In other words, the Department of Justice is not going to publish a vile collection of child pornography just because people with podcasts demand to see “everything” from the Epstein files.
But what about the victims who were personally abused by Epstein and his associate, Ghislaine Maxwell, and perhaps by others?
“The vast majority have been interviewed by law enforcement, and many have told their stories either publicly or under oath in depositions as part of litigation that has gone on for nearly a decade,” Shipley wrote. “Those who have not spoken out publicly have made that choice deliberately. Material concerning them — even if it involves uncharged third parties — cannot be made public due to their privacy rights and the fact that much of that material is sealed by court order at their request.”

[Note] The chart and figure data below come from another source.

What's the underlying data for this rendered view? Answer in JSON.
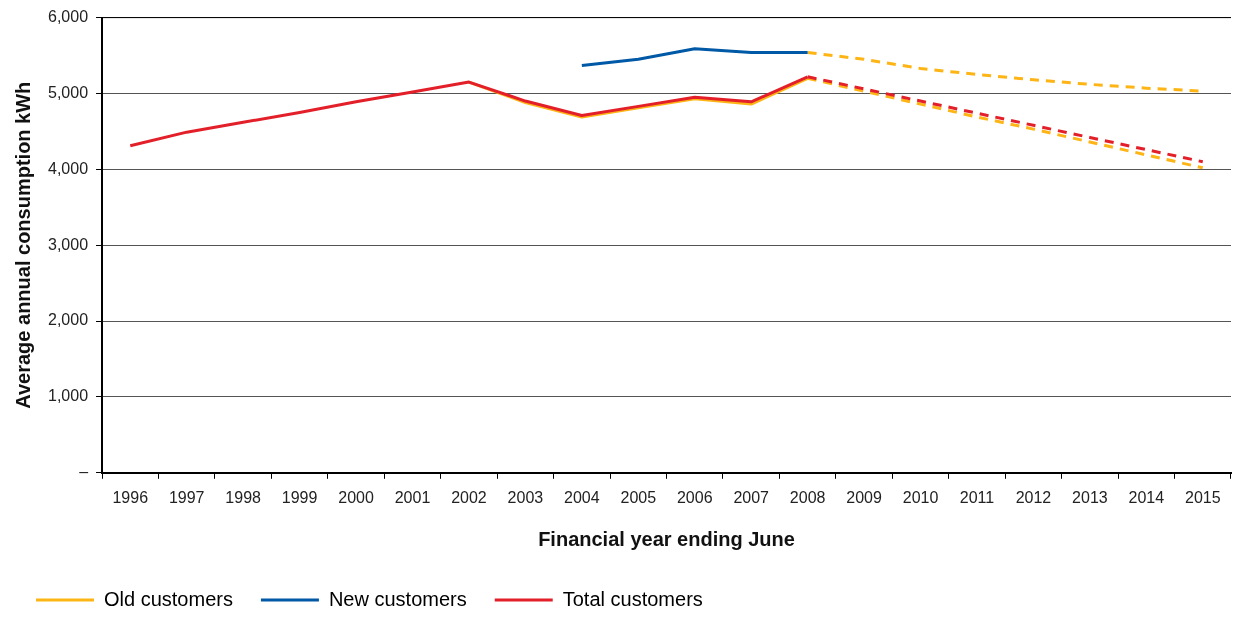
{
  "chart_data": {
    "type": "line",
    "xlabel": "Financial year ending June",
    "ylabel": "Average annual consumption kWh",
    "categories": [
      "1996",
      "1997",
      "1998",
      "1999",
      "2000",
      "2001",
      "2002",
      "2003",
      "2004",
      "2005",
      "2006",
      "2007",
      "2008",
      "2009",
      "2010",
      "2011",
      "2012",
      "2013",
      "2014",
      "2015"
    ],
    "ylim": [
      0,
      6000
    ],
    "yticks": [
      {
        "value": 0,
        "label": "–"
      },
      {
        "value": 1000,
        "label": "1,000"
      },
      {
        "value": 2000,
        "label": "2,000"
      },
      {
        "value": 3000,
        "label": "3,000"
      },
      {
        "value": 4000,
        "label": "4,000"
      },
      {
        "value": 5000,
        "label": "5,000"
      },
      {
        "value": 6000,
        "label": "6,000"
      }
    ],
    "grid": "y",
    "legend": "bottom left",
    "marker": "none",
    "series": [
      {
        "name": "Old customers",
        "color": "#fdb515",
        "line_style": "solid",
        "values": [
          null,
          null,
          null,
          null,
          null,
          null,
          5150,
          4880,
          4690,
          4810,
          4930,
          4860,
          5200,
          null,
          null,
          null,
          null,
          null,
          null,
          null
        ]
      },
      {
        "color": "#fdb515",
        "line_style": "dashed",
        "values": [
          null,
          null,
          null,
          null,
          null,
          null,
          null,
          null,
          null,
          null,
          null,
          null,
          5200,
          5030,
          4860,
          4690,
          4530,
          4360,
          4190,
          4020
        ]
      },
      {
        "color": "#fdb515",
        "line_style": "dashed",
        "values": [
          null,
          null,
          null,
          null,
          null,
          null,
          null,
          null,
          null,
          null,
          null,
          null,
          5540,
          5450,
          5330,
          5250,
          5180,
          5120,
          5070,
          5030
        ]
      },
      {
        "name": "New customers",
        "color": "#0059a6",
        "line_style": "solid",
        "values": [
          null,
          null,
          null,
          null,
          null,
          null,
          null,
          null,
          5370,
          5450,
          5590,
          5540,
          5540,
          null,
          null,
          null,
          null,
          null,
          null,
          null
        ]
      },
      {
        "name": "Total customers",
        "color": "#e3202a",
        "line_style": "solid",
        "values": [
          4310,
          4490,
          4620,
          4750,
          4890,
          5020,
          5150,
          4900,
          4710,
          4830,
          4950,
          4890,
          5220,
          null,
          null,
          null,
          null,
          null,
          null,
          null
        ]
      },
      {
        "color": "#e3202a",
        "line_style": "dashed",
        "values": [
          null,
          null,
          null,
          null,
          null,
          null,
          null,
          null,
          null,
          null,
          null,
          null,
          5220,
          5060,
          4900,
          4740,
          4580,
          4420,
          4260,
          4100
        ]
      }
    ]
  }
}
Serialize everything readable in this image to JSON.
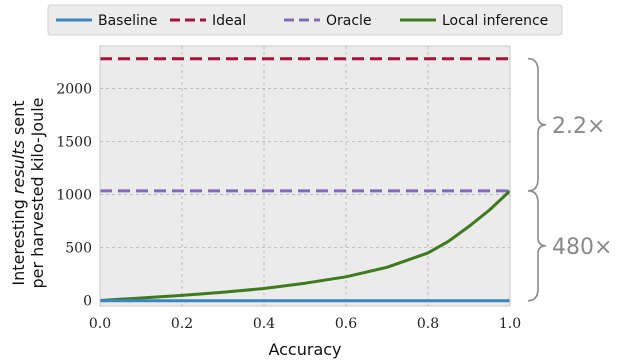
{
  "chart_data": {
    "type": "line",
    "xlabel": "Accuracy",
    "ylabel_line1_before": "Interesting ",
    "ylabel_line1_italic": "results",
    "ylabel_line1_after": " sent",
    "ylabel_line2": "per harvested kilo-Joule",
    "xlim": [
      0.0,
      1.0
    ],
    "ylim": [
      -50,
      2400
    ],
    "x_ticks": [
      0.0,
      0.2,
      0.4,
      0.6,
      0.8,
      1.0
    ],
    "x_tick_labels": [
      "0.0",
      "0.2",
      "0.4",
      "0.6",
      "0.8",
      "1.0"
    ],
    "y_ticks": [
      0,
      500,
      1000,
      1500,
      2000
    ],
    "y_tick_labels": [
      "0",
      "500",
      "1000",
      "1500",
      "2000"
    ],
    "grid": true,
    "legend_position": "top",
    "series": [
      {
        "name": "Baseline",
        "color": "#3a86c4",
        "dash": "solid",
        "x": [
          0.0,
          1.0
        ],
        "y": [
          0,
          0
        ]
      },
      {
        "name": "Ideal",
        "color": "#a8123a",
        "dash": "dashed",
        "x": [
          0.0,
          1.0
        ],
        "y": [
          2280,
          2280
        ]
      },
      {
        "name": "Oracle",
        "color": "#7e6db5",
        "dash": "dashed",
        "x": [
          0.0,
          1.0
        ],
        "y": [
          1035,
          1035
        ]
      },
      {
        "name": "Local inference",
        "color": "#3f7a1e",
        "dash": "solid",
        "x": [
          0.0,
          0.1,
          0.2,
          0.3,
          0.4,
          0.5,
          0.6,
          0.7,
          0.8,
          0.85,
          0.9,
          0.95,
          1.0
        ],
        "y": [
          2,
          25,
          50,
          80,
          115,
          165,
          225,
          315,
          450,
          560,
          700,
          855,
          1035
        ]
      }
    ],
    "annotations": [
      {
        "text": "2.2×",
        "y_from": 1035,
        "y_to": 2280
      },
      {
        "text": "480×",
        "y_from": 0,
        "y_to": 1035
      }
    ]
  },
  "colors": {
    "plot_background": "#ebebeb",
    "grid": "#b5b5b5",
    "annotation": "#8a8a8a"
  }
}
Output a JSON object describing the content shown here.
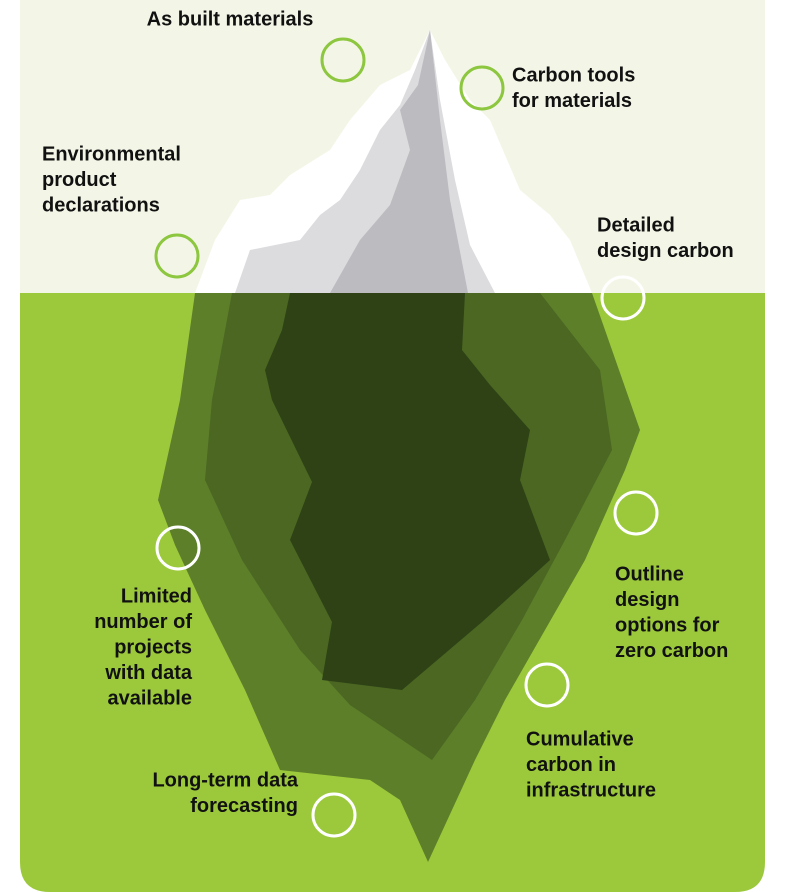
{
  "labels": [
    {
      "lines": [
        "As built materials"
      ]
    },
    {
      "lines": [
        "Carbon tools",
        "for materials"
      ]
    },
    {
      "lines": [
        "Environmental",
        "product",
        "declarations"
      ]
    },
    {
      "lines": [
        "Detailed",
        "design carbon"
      ]
    },
    {
      "lines": [
        "Outline",
        "design",
        "options for",
        "zero carbon"
      ]
    },
    {
      "lines": [
        "Limited",
        "number of",
        "projects",
        "with data",
        "available"
      ]
    },
    {
      "lines": [
        "Cumulative",
        "carbon in",
        "infrastructure"
      ]
    },
    {
      "lines": [
        "Long-term data",
        "forecasting"
      ]
    }
  ]
}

Sealed records prevent the government from releasing “everything.” Longtime defense attorney Alan Dershowitz, who represented Jeffrey Epstein and helped negotiate a plea deal for him in 2008, told NewsNation’s Chris Cuomo on Monday, “many of the things that are being suppressed are being suppressed by two judges in Manhattan, and they’re doing it largely to protect the alleged accusers who are, in the view of the judges, victims, even though we don’t know what their actual status is.”
Dershowitz said there is no “client list,” only redacted FBI affidavits “that accuse various people of having improper sex.” He said he knows who they are, because he did the investigations. Some of the accused were formerly in public office, some are dead, none are currently holding a public office. “The redactions could be undone if you go to court,” Dershowitz said.

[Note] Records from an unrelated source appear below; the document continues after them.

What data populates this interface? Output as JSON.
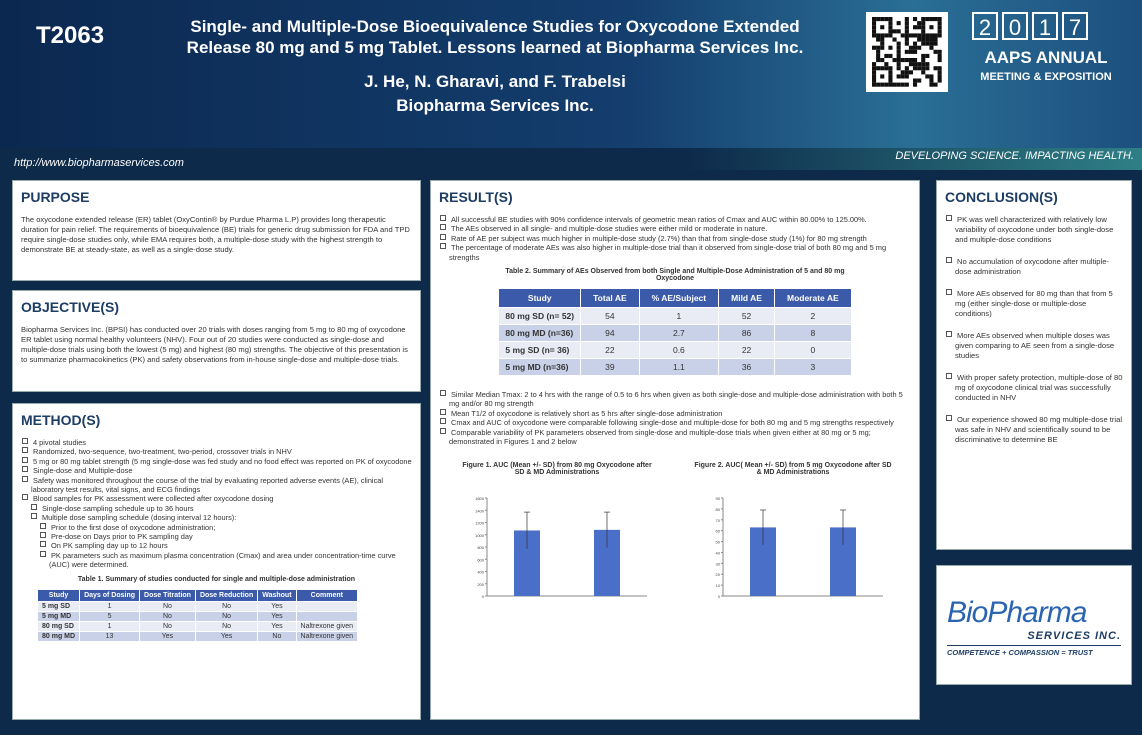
{
  "header": {
    "id": "T2063",
    "title": [
      "Single- and Multiple-Dose Bioequivalence Studies for Oxycodone Extended",
      "Release 80 mg and 5 mg Tablet.  Lessons learned at Biopharma Services Inc."
    ],
    "authors": "J. He, N. Gharavi, and F. Trabelsi",
    "affiliation": "Biopharma Services Inc.",
    "url": "http://www.biopharmaservices.com",
    "tagline": "DEVELOPING SCIENCE. IMPACTING HEALTH.",
    "year_digits": [
      "2",
      "0",
      "1",
      "7"
    ],
    "conference": [
      "AAPS ANNUAL",
      "MEETING & EXPOSITION"
    ]
  },
  "purpose": {
    "heading": "PURPOSE",
    "text": "The oxycodone extended release (ER) tablet (OxyContin® by Purdue Pharma L.P) provides long therapeutic duration for pain relief. The requirements of bioequivalence (BE) trials for generic drug submission for FDA and TPD require single-dose studies only, while EMA requires both, a multiple-dose study with the highest strength to demonstrate BE at steady-state, as well as a single-dose study."
  },
  "objective": {
    "heading": "OBJECTIVE(S)",
    "text": "Biopharma Services Inc. (BPSI) has conducted over 20 trials with doses ranging from 5 mg to 80 mg of oxycodone ER tablet using normal healthy volunteers (NHV). Four out of 20 studies were conducted as single-dose and multiple-dose trials using both the lowest (5 mg) and highest (80 mg) strengths. The objective of this presentation is to summarize pharmacokinetics (PK) and safety observations from in-house single-dose and multiple-dose trials."
  },
  "method": {
    "heading": "METHOD(S)",
    "bullets": [
      "4 pivotal studies",
      "Randomized, two-sequence, two-treatment, two-period, crossover trials in NHV",
      "5 mg or 80 mg tablet strength (5 mg single-dose was fed study and no food effect was reported on PK of oxycodone",
      "Single-dose and Multiple-dose",
      "Safety was monitored throughout the course of the trial by evaluating reported adverse events (AE), clinical laboratory test results, vital signs, and ECG findings",
      {
        "text": "Blood samples for PK assessment were collected after oxycodone dosing",
        "items": [
          "Single-dose sampling schedule up to 36 hours",
          {
            "text": "Multiple dose sampling schedule (dosing interval 12 hours):",
            "items": [
              "Prior to the first dose of oxycodone administration;",
              "Pre-dose on Days prior to PK sampling day",
              "On PK sampling day up to 12 hours",
              "PK parameters such as maximum plasma concentration (Cmax) and area under concentration-time curve (AUC) were determined."
            ]
          }
        ]
      }
    ],
    "table": {
      "caption": "Table 1. Summary of studies conducted for single and multiple-dose administration",
      "header": [
        "Study",
        "Days of Dosing",
        "Dose Titration",
        "Dose Reduction",
        "Washout",
        "Comment"
      ],
      "rows": [
        [
          "5 mg SD",
          1,
          "No",
          "No",
          "Yes",
          null
        ],
        [
          "5 mg MD",
          5,
          "No",
          "No",
          "Yes",
          null
        ],
        [
          "80 mg SD",
          1,
          "No",
          "No",
          "Yes",
          "Naltrexone given"
        ],
        [
          "80 mg MD",
          13,
          "Yes",
          "Yes",
          "No",
          "Naltrexone given"
        ]
      ]
    }
  },
  "results": {
    "heading": "RESULT(S)",
    "bullets": [
      "All successful BE studies with 90% confidence intervals of geometric mean ratios of Cmax and AUC within 80.00% to 125.00%.",
      "The AEs observed in all single- and multiple-dose studies were either mild or moderate in nature.",
      "Rate of AE per subject was much higher in multiple-dose study (2.7%) than that from single-dose study (1%) for 80 mg strength",
      "The percentage of moderate AEs was also higher in multiple-dose trial than it observed from single-dose trial of both 80 mg and 5 mg strengths"
    ],
    "table": {
      "caption": "Table 2. Summary of AEs Observed from both Single and Multiple-Dose Administration of 5 and 80 mg Oxycodone",
      "header": [
        "Study",
        "Total AE",
        "% AE/Subject",
        "Mild AE",
        "Moderate AE"
      ],
      "rows": [
        [
          "80 mg SD (n= 52)",
          54,
          1,
          52,
          2
        ],
        [
          "80 mg MD (n=36)",
          94,
          2.7,
          86,
          8
        ],
        [
          "5 mg SD (n= 36)",
          22,
          0.6,
          22,
          0
        ],
        [
          "5 mg MD (n=36)",
          39,
          1.1,
          36,
          3
        ]
      ]
    },
    "bullets2": [
      "Similar Median Tmax: 2 to 4 hrs with the range of 0.5 to 6 hrs when given as both single-dose and multiple-dose administration with both 5 mg and/or 80 mg strength",
      "Mean T1/2 of oxycodone is relatively short as 5 hrs after single-dose administration",
      "Cmax and AUC of oxycodone were comparable following single-dose and multiple-dose for both 80 mg and 5 mg strengths respectively",
      "Comparable variability of PK parameters observed from single-dose and multiple-dose trials when given either at 80 mg or 5 mg; demonstrated in Figures 1 and 2 below"
    ],
    "figures": [
      {
        "title": "Figure 1. AUC (Mean +/- SD) from 80 mg Oxycodone after SD & MD Administrations",
        "color": "#4a6fc8",
        "ylim": [
          0,
          1600
        ],
        "yticks": [
          0,
          200,
          400,
          600,
          800,
          1000,
          1200,
          1400,
          1600
        ],
        "values": [
          1070,
          1080
        ],
        "errors": [
          300,
          290
        ]
      },
      {
        "title": "Figure 2. AUC( Mean +/- SD) from 5 mg Oxycodone after SD & MD Administrations",
        "color": "#4a6fc8",
        "ylim": [
          0,
          90
        ],
        "yticks": [
          0,
          10,
          20,
          30,
          40,
          50,
          60,
          70,
          80,
          90
        ],
        "values": [
          63,
          63
        ],
        "errors": [
          16,
          16
        ]
      }
    ]
  },
  "conclusion": {
    "heading": "CONCLUSION(S)",
    "bullets": [
      "PK was well characterized with relatively low variability of oxycodone under both single-dose and multiple-dose conditions",
      "No accumulation of oxycodone after multiple-dose administration",
      "More AEs observed for 80 mg than that from 5 mg (either single-dose or multiple-dose conditions)",
      "More AEs observed when multiple doses was given comparing to AE seen from a single-dose studies",
      "With proper safety protection, multiple-dose of 80 mg of oxycodone clinical trial was successfully conducted in NHV",
      "Our experience showed 80 mg multiple-dose trial was safe in NHV and scientifically sound to be discriminative to determine BE"
    ]
  },
  "logo": {
    "name": "BioPharma",
    "sub": "SERVICES INC.",
    "motto": "COMPETENCE + COMPASSION = TRUST"
  }
}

Now Trump has directed Attorney General Pam Bondi to go to court and ask to have Grand Jury testimony released. It probably won’t be, but at least the exercise will demonstrate that it’s the courts, not the president, “covering up” the Epstein files.

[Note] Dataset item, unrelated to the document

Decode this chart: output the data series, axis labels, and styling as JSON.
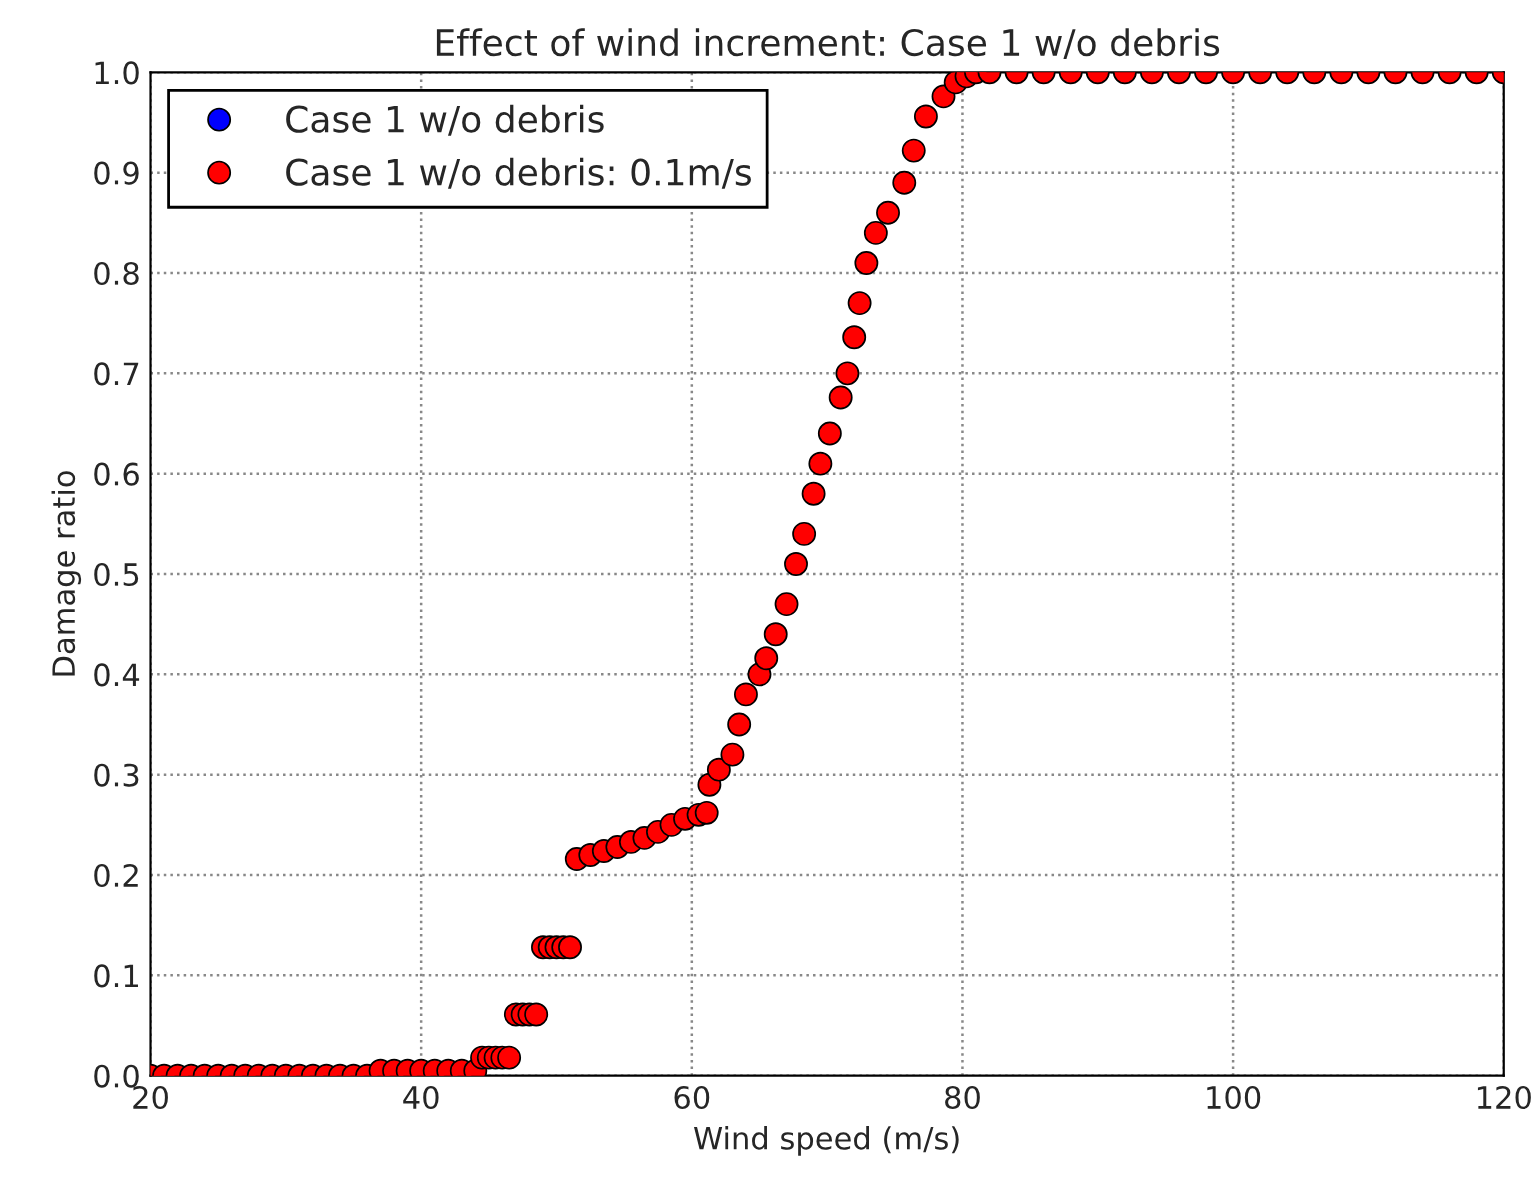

And speaking of going to court, Trump said Thursday night he will sue Rupert Murdoch and “his third rate newspaper,” the Wall Street Journal, for publishing what Trump says is a “FAKE” letter. The Journal reported that Trump sent the letter to Epstein in 2003 to be included in a commemorative book for Epstein’s 50th birthday.
The letter shown to the Journal is reportedly typewritten, refers to a “secret,” and shows a line drawing of a naked woman with the scribbled signature “Donald” in marker, placed in a suggestive location.
“These are not my words, not the way I talk,” Trump said. “Also, I don’t draw pictures.”
The letter sounds like it could have come from the same political communications shop that invented the “prostitutes peeing on a bed in Trump’s Moscow hotel room” story. That tale appeared in the Steele dossier, an unverified and now-discredited pile of anti-Trump “research” paid for by the Hillary Clinton campaign.
According to Fox News, former CIA Director John Brennan and former FBI Director James Comey are currently under federal criminal investigation, possibly related to lying to Congress, and to their use of the Steele dossier in an Intelligence Community Assessment (ICA) ordered up at the very end of the Obama administration to look into allegations of Russian interference in the 2016 election.
A new CIA review of the “tradecraft” of that ICA found serious problems with it, including the fact that Brennan was unusually insistent on including the Steele dossier in the assessment, overruling analysts who said it wasn’t up to the agency’s standards.
The Intelligence Community Assessment became the basis for a politically damaging, multi-year investigation into Trump’s ties to Russia, which were non-existent. Now, Sen. Chuck Grassley and others on Capitol Hill are painstakingly digging out the truth.
By total coincidence, the roar over the Epstein files is covering it up.